Event Andrews Conference Room 2203 SS&H

Community Violence and Early Childhood Language Development: The Moderating Role of Maternal Efficacy and Satisfaction
Agustina Laurito, University of Illinois Chicago

Abstract: This paper estimates the effect of community-level homicides on language development in early childhood. It also explores whether maternal efficacy and satisfaction moderate this relationship. It uses data from the Early Childhood Longitudinal Survey of Chilean children and their mothers matched to municipal level homicides. The empirical strategy exploits variation in the timing of survey data collection and municipal-level homicides in models with municipality fixed effects. We find that children in municipalities with homicides one month before the language assessment score between 2 and 4 points lower on the test compared to children in the same municipality but for whom homicides happened one month after the assessment. Maternal efficacy and satisfaction both moderate this relationship, but maternal satisfaction plays a more salient role. Language losses are larger for children whose mothers have weaker satisfaction. Among these children, homicides one month before the assessment lower scores by 4 to 7 points. By examining a context in which homicides are growing but still relatively low, this paper provides evidence that community violence does not need to be extreme or very localized to negatively affect child development. It also adds to the body of work that shows the interactions of various social settings are essential to shape child development.

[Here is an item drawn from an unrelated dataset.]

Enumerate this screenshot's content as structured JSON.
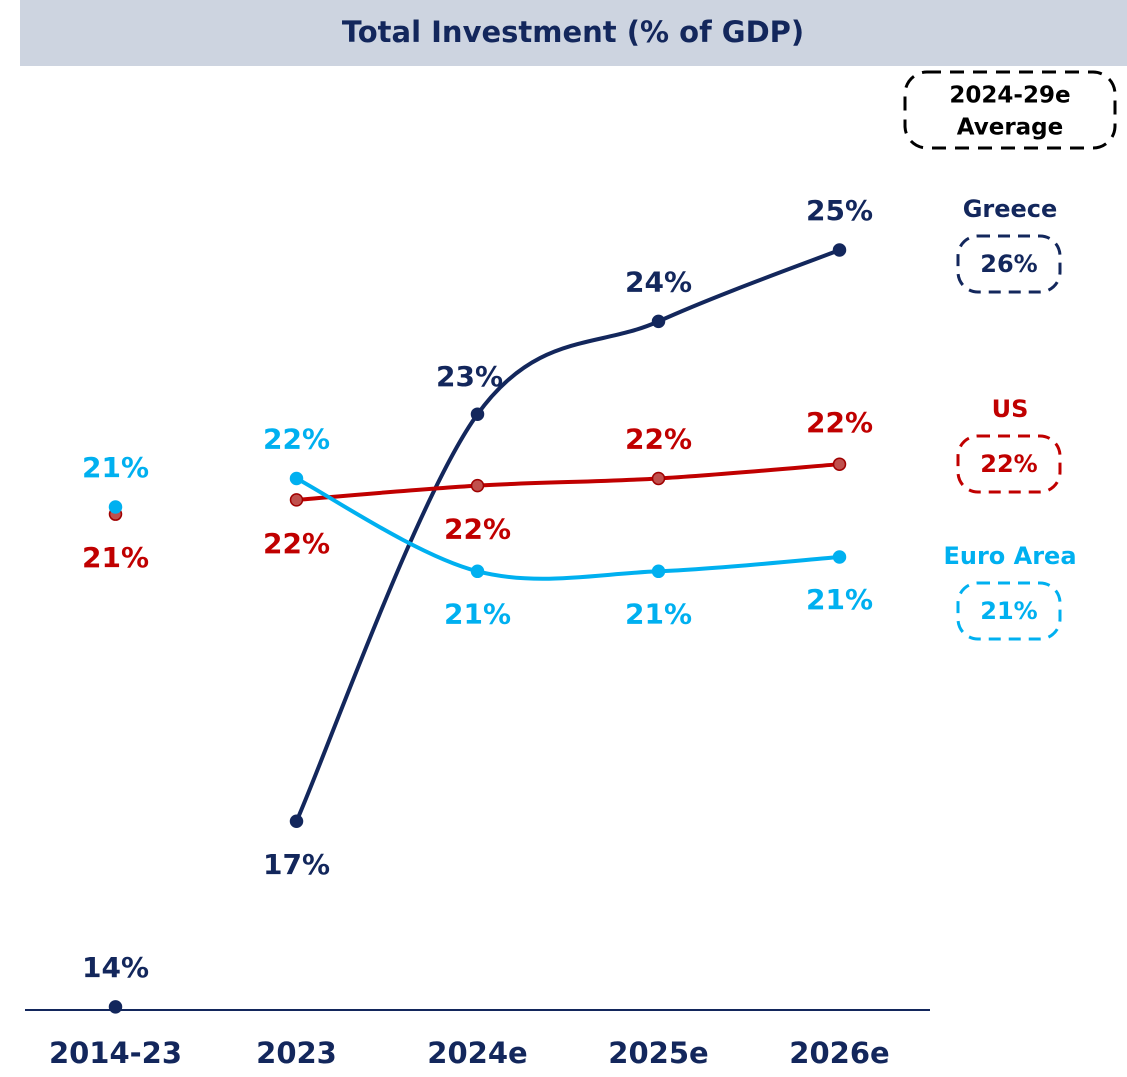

Speaker Bio: Agustina Laurito is an Assistant Professor in the Department of Public Administration. She is an applied policy researcher who uses administrative and survey data and quasi experimental methods to answer questions at the intersection of social, education, and health policy. Agustina is broadly interested in how adverse experiences affect children and families and the role of public policy in ameliorating these effects. Among her current projects, she studies food assistance programs, and SNAP in particular, neighborhood crime and children, and more recently the effect of the opioid crisis on children and families. Agustina is also interested in immigrant families and children and her projects in this area investigate the role of non-school factors, including the home country, in shaping immigrant children academic success and well-being.